Treasury Secretary selection process still uncertain

The position of Treasury Secretary, one of the most significant roles in Trump’s administration, remains undecided. Lutnick’s name has been floated for the role, though he faces competition from hedge fund manager Scott Bessent, private equity billionaire Marc Rowan, and former Federal Reserve governor Kevin Warsh.

Marc Rowan, the CEO of Apollo Global Management, has emerged as a leading contender and is expected to meet with Trump to present his case. Rowan’s supporters cite his extensive expertise in financial markets, though competition remains fierce.

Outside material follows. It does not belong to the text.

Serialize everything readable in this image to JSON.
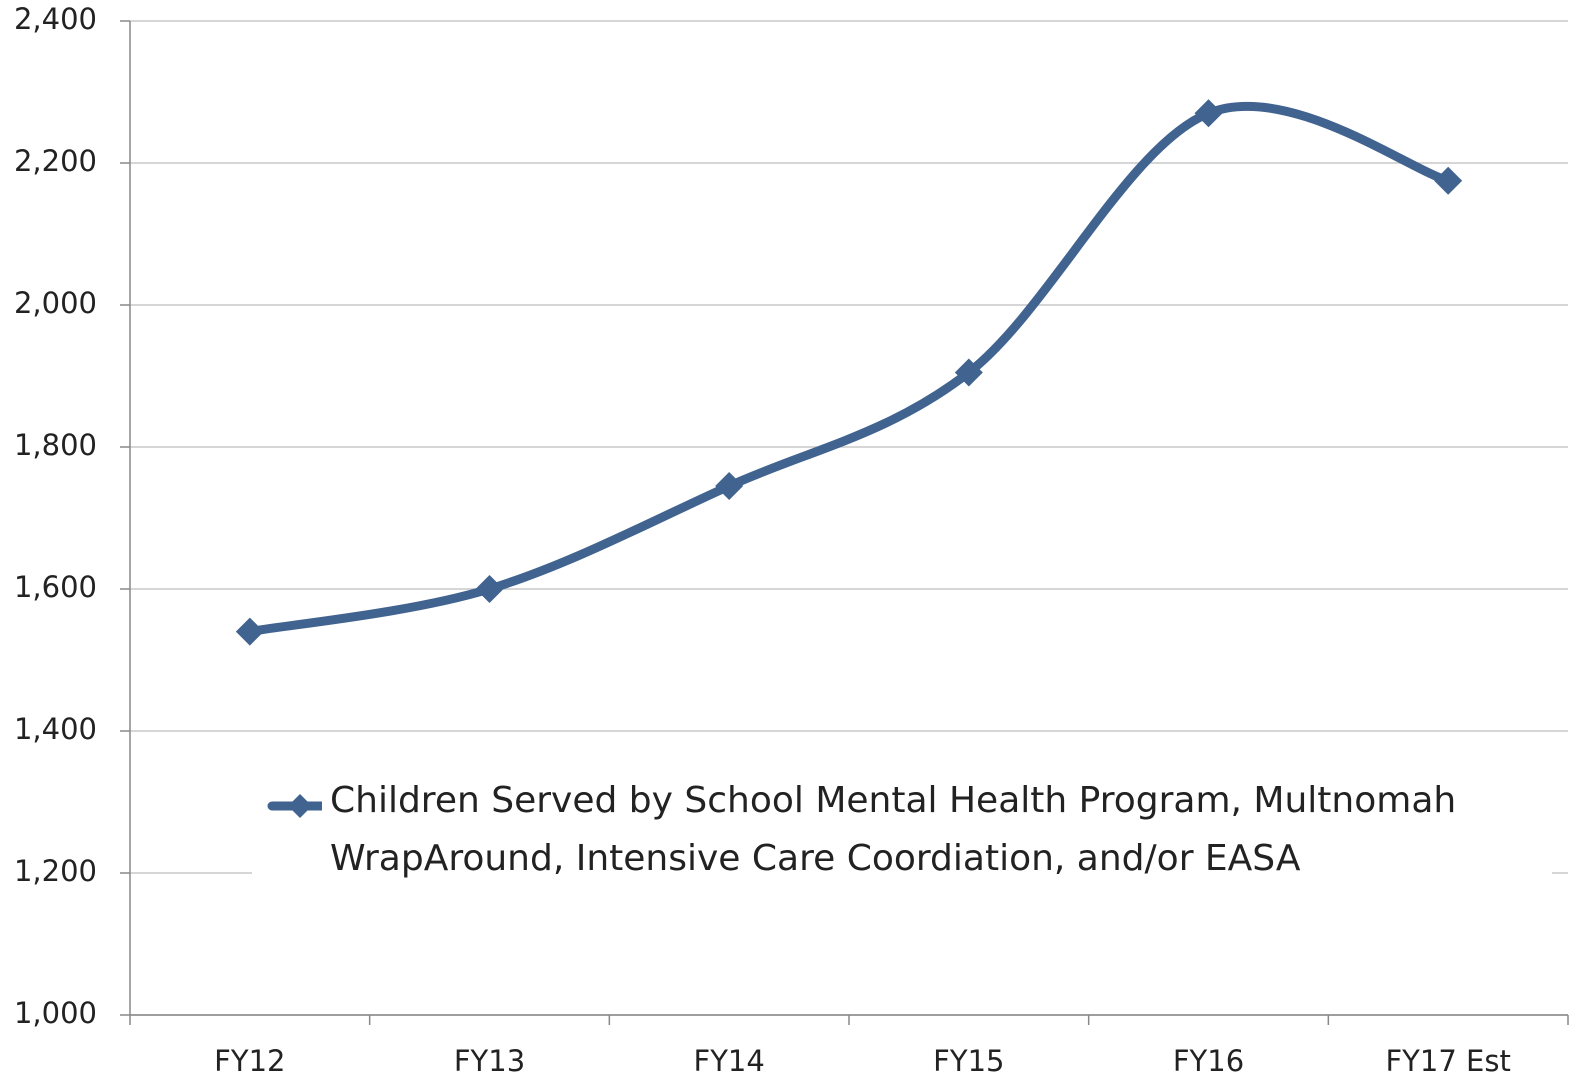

Forecasting site Polymarket currently lists Warsh as the favorite for Treasury Secretary, followed by Bessent, Rowan, and William Hagerty. If unsuccessful in his bid for Treasury Secretary, Bessent is reportedly vying for the chairmanship of the National Economic Council.

Trump names Mehmet Oz to run Medicare and Medicaid

Trump also announced on Tuesday his nomination of Dr. Mehmet Oz to lead the Centers for Medicare and Medicaid Services (CMS). Describing Oz as “one of the most talented physicians” capable of “making America healthy again,” Trump expressed confidence in Oz’s ability to reduce waste and fraud within the nation’s largest government agency.

Dr. Oz, a former heart surgeon and Columbia University professor, rose to prominence as Oprah Winfrey’s health expert before hosting his own popular talk show. However, his career has been controversial, with critics accusing him of promoting scientifically dubious theories and unproven treatments.

Oz’s political experience includes a 2022 Senate race in Pennsylvania, where he was endorsed by Trump but ultimately lost to Democrat John Fetterman.